We could now do a mammogram and see a mass, and the radiologist or surgeon could perform core biopsy targeting the mass or perform wire localization to insert a hooked wire into the mass in the breast, either by stereotactic mammography or ultrasound-guided localization. The patient would then be sent for surgical biopsy.
Modern mammography has made it possible for health care providers to detect and treat cancerous masses earlier, with less exposure to radiation than before. At the same time, though, clearer images have slightly increased the chance of false positives and callbacks for repeat mammography.
Digital breast tomosynthesis, or 3Dmammography, one of the newest screening and diagnostic t e c h n o l o g i e s , strives to reduce such incidences and also provide improved imaging of breasts composed of dense fibroglandular tissue.
With 2D mammography, X-rays of the breast are taken on two planes, cranio-caudad (or from top to bottom of the breast) and mediolateral oblique (or side to side), producing two static images.
With tomosynthesis, multiple images at multiple angles are captured as the X-ray scans the compressed breast tissue, producing a series of 25 images that can be read image by image, or as a single, well-defined 3Dimage. This makes it possible for a radiologist to see enhanced definition of masses and better identify speculation or lobulation.
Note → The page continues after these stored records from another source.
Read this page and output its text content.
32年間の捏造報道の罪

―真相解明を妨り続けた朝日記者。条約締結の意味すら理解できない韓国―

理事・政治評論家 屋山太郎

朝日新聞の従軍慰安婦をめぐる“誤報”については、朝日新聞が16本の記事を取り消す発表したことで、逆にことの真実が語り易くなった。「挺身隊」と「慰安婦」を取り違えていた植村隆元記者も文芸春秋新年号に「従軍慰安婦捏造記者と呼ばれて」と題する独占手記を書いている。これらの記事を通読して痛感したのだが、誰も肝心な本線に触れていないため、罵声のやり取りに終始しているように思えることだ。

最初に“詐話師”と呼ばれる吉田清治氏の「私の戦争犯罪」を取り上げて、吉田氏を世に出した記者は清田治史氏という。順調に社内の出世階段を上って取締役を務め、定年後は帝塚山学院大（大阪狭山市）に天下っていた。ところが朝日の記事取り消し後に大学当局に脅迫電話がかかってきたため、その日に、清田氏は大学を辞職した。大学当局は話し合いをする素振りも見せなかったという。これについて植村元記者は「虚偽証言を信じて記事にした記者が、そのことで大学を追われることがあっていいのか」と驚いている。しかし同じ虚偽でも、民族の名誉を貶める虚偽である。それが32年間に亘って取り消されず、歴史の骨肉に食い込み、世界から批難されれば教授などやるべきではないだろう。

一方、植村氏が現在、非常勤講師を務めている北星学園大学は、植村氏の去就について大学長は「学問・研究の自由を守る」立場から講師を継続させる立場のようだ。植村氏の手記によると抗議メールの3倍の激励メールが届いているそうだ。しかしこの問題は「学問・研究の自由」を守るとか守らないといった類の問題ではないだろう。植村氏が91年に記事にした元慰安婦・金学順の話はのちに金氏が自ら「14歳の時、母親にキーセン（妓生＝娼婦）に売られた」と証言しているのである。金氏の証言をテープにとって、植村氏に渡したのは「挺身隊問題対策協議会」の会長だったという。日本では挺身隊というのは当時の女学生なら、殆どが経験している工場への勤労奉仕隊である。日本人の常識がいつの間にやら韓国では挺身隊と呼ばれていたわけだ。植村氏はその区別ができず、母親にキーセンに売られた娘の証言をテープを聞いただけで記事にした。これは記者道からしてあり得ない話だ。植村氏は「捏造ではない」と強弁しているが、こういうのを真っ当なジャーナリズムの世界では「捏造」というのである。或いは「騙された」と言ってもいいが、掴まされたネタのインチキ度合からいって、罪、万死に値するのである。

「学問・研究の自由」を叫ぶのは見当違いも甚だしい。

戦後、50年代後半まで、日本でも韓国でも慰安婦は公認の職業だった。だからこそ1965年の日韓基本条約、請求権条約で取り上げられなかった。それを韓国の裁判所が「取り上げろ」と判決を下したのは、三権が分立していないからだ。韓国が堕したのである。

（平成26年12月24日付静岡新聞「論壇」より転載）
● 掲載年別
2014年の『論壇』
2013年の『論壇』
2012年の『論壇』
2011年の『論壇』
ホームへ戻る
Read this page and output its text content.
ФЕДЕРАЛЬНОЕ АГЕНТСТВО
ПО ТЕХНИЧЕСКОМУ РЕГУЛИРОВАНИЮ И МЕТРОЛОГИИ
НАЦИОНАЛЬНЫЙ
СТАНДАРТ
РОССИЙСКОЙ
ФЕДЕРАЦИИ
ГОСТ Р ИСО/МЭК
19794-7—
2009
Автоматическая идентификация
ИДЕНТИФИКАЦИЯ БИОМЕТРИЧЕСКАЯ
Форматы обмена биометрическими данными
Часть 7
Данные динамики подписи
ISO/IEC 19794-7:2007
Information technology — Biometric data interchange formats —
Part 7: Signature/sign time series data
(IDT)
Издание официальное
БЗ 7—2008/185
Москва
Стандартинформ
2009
As mammographers, our most important job is to provide physicians and surgeons with the most accurate information possible to assist them in making an informed decision about whether to biopsy or not. Breast tomosynthesis enables us to detect breast cancers in situ, or while the cancer is still contained within the duct and has not spread outside of the walls and invading other areas of the breast tissue and lymphatic system. Our goal is to find the cancer as early as possible and save lives.
When cancer is detected at this stage, cure rates are in the range of 98 to 100 percent, indicating that women with DCIS are at very little risk of dying from cancer recurrence. Treatment is usually lumpectomy and possible radiation, with or without chemotherapy.